A second stream of research has the same starting point as we do, namely, finding a generalization of the notion of a Condorcet winner to sets of alternatives. For instance, Gehrlein (1985) assumes, like us, that individual preferences are given by rankings of the alternatives, and defines a Condorcet committee as a set of alternatives \(Y \subseteq X\) such that every alternative in \(Y\) beats every alternative in \(X \setminus Y\). This method has a conjunctive interpretation, as opposed to the disjunctive interpretation of Condorcet winning sets: \(Y\) is a Condorcet committee if for every pair of alternatives \(x \in X \setminus Y\) and \(y \in Y\) a majority of voters prefers \(y\) to \(x\). Thus, a Condorcet committee is a Condorcet winning set, but the converse is not necessarily true. As Condorcet committees of size \(k\) do not always exist, except for the trivial case \(k = m\), Ratliff (2003) suggests to generalize the Dodgson and Kemeny voting rules to sets of alternatives. For instance, the extension of the Dodgson rule computes, for a given subset \(Y\), the minimal number of elementary swaps in the votes needed to make \(Y\) a Condorcet committee. A different approach is pursued by Fishburn (1981), who proceeds by defining a preference relation on sets of alternatives and looking for a subset that beats any other subset in a pairwise election. These two lines of work are bridged by Kaymak and Sanver (2003), who examine under which condition a Condorcet committee in the sense of Fishburn can be derived from preferences over alternatives. Ratliff (2003) gives further discussion on committee selection. It is not immediately clear whether a Condorcet committee in the sense of Fishburn (1981) and Kaymak and Sanver (2003) is also a Condorcet winning set: the answer depends on the extension function used for lifting the preference relation from alternatives to subsets; for standard extension functions (e.g., ones that compare the sets lexicographically or according to their best element) this is not the case.

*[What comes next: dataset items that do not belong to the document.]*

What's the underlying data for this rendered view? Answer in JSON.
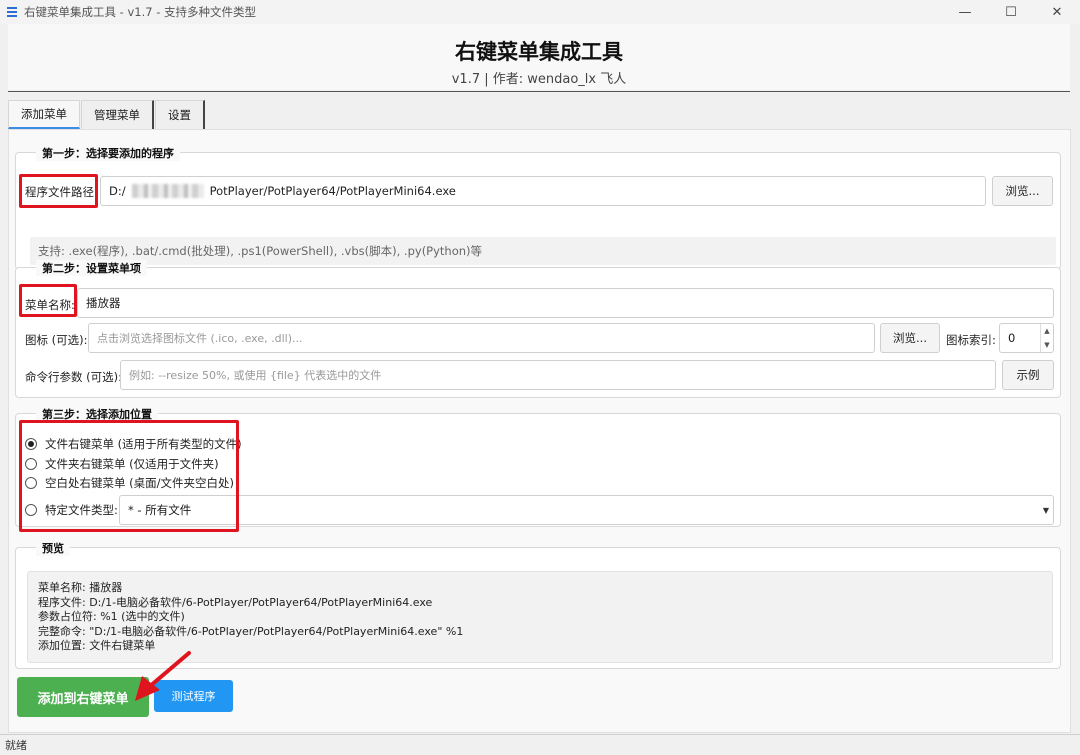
{
  "window": {
    "title": "右键菜单集成工具 - v1.7 - 支持多种文件类型",
    "app_icon": "menu-icon",
    "controls": [
      "minimize-icon",
      "maximize-icon",
      "close-icon"
    ]
  },
  "header": {
    "title": "右键菜单集成工具",
    "subtitle": "v1.7 | 作者: wendao_lx 飞人"
  },
  "tabs": [
    {
      "label": "添加菜单",
      "active": true
    },
    {
      "label": "管理菜单",
      "active": false
    },
    {
      "label": "设置",
      "active": false
    }
  ],
  "step1": {
    "legend": "第一步：选择要添加的程序",
    "path_label": "程序文件路径:",
    "path_prefix": "D:/",
    "path_suffix": "PotPlayer/PotPlayer64/PotPlayerMini64.exe",
    "browse": "浏览...",
    "support": "支持: .exe(程序), .bat/.cmd(批处理), .ps1(PowerShell), .vbs(脚本), .py(Python)等"
  },
  "step2": {
    "legend": "第二步：设置菜单项",
    "name_label": "菜单名称:",
    "name_value": "播放器",
    "icon_label": "图标 (可选):",
    "icon_placeholder": "点击浏览选择图标文件 (.ico, .exe, .dll)...",
    "icon_browse": "浏览...",
    "index_label": "图标索引:",
    "index_value": "0",
    "args_label": "命令行参数 (可选):",
    "args_placeholder": "例如: --resize 50%, 或使用 {file} 代表选中的文件",
    "example_button": "示例"
  },
  "step3": {
    "legend": "第三步：选择添加位置",
    "options": [
      {
        "label": "文件右键菜单 (适用于所有类型的文件)",
        "checked": true
      },
      {
        "label": "文件夹右键菜单 (仅适用于文件夹)",
        "checked": false
      },
      {
        "label": "空白处右键菜单 (桌面/文件夹空白处)",
        "checked": false
      },
      {
        "label": "特定文件类型:",
        "checked": false
      }
    ],
    "filetype_value": "* - 所有文件"
  },
  "preview": {
    "legend": "预览",
    "lines": [
      "菜单名称: 播放器",
      "程序文件: D:/1-电脑必备软件/6-PotPlayer/PotPlayer64/PotPlayerMini64.exe",
      "参数占位符: %1 (选中的文件)",
      "完整命令: \"D:/1-电脑必备软件/6-PotPlayer/PotPlayer64/PotPlayerMini64.exe\" %1",
      "添加位置: 文件右键菜单"
    ]
  },
  "actions": {
    "add": "添加到右键菜单",
    "test": "测试程序"
  },
  "status": "就绪",
  "colors": {
    "annotation_red": "#e0141e",
    "primary_green": "#4caf50",
    "secondary_blue": "#2196f3",
    "tab_accent": "#3c8ee0"
  }
}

The third stream of research concerns dominating sets in tournaments, and, in particular, in tournaments constructed from voters’ preferences (these are known as \(n\)-majority tournaments): as discussed in Sect. 4.3, for such tournaments the size of the smallest dominating set (and hence the Condorcet dimension of the underlying election) can be bounded in terms of the number of voters. However, the current best upper bound on the DS-dimension of an \(n\)-voter election is \(C_2 n\log n\) for some positive constant \(C_2\) (Alon et al. 2006), whereas we have argued that the Condorcet dimension of any such election does not exceed \(\frac{n}{2}+1\). Thus, the existing results for \(n\)-majority tournaments are too weak to provide non-trivial upper bounds on the Condorcet dimension. On the other hand, the current best lower bound on the DS-dimension is sublinear (\(C_1n/\log n\) for a positive constant \(C_1\)), so it does not rule out the possibility of obtaining a sublinear upper bound on the DS-dimension of \(n\)-majority tournaments; any such result would also provide a better upper bound on the Condorcet dimension.

8 Conclusions

We have defined a framework for defining collectively preferred sets of alternatives that is based on generalizing the Condorcet principle. Such a framework is useful whenever it makes sense to output several alternatives, such as committee elections, multiple recommendations to groups of users (as in Lu and Boutilier 2011), choices of time slots for regular events, etc. A number of questions remain open for future work; perhaps the most pressing of them is whether there exist profiles of Condorcet dimension 4 or higher.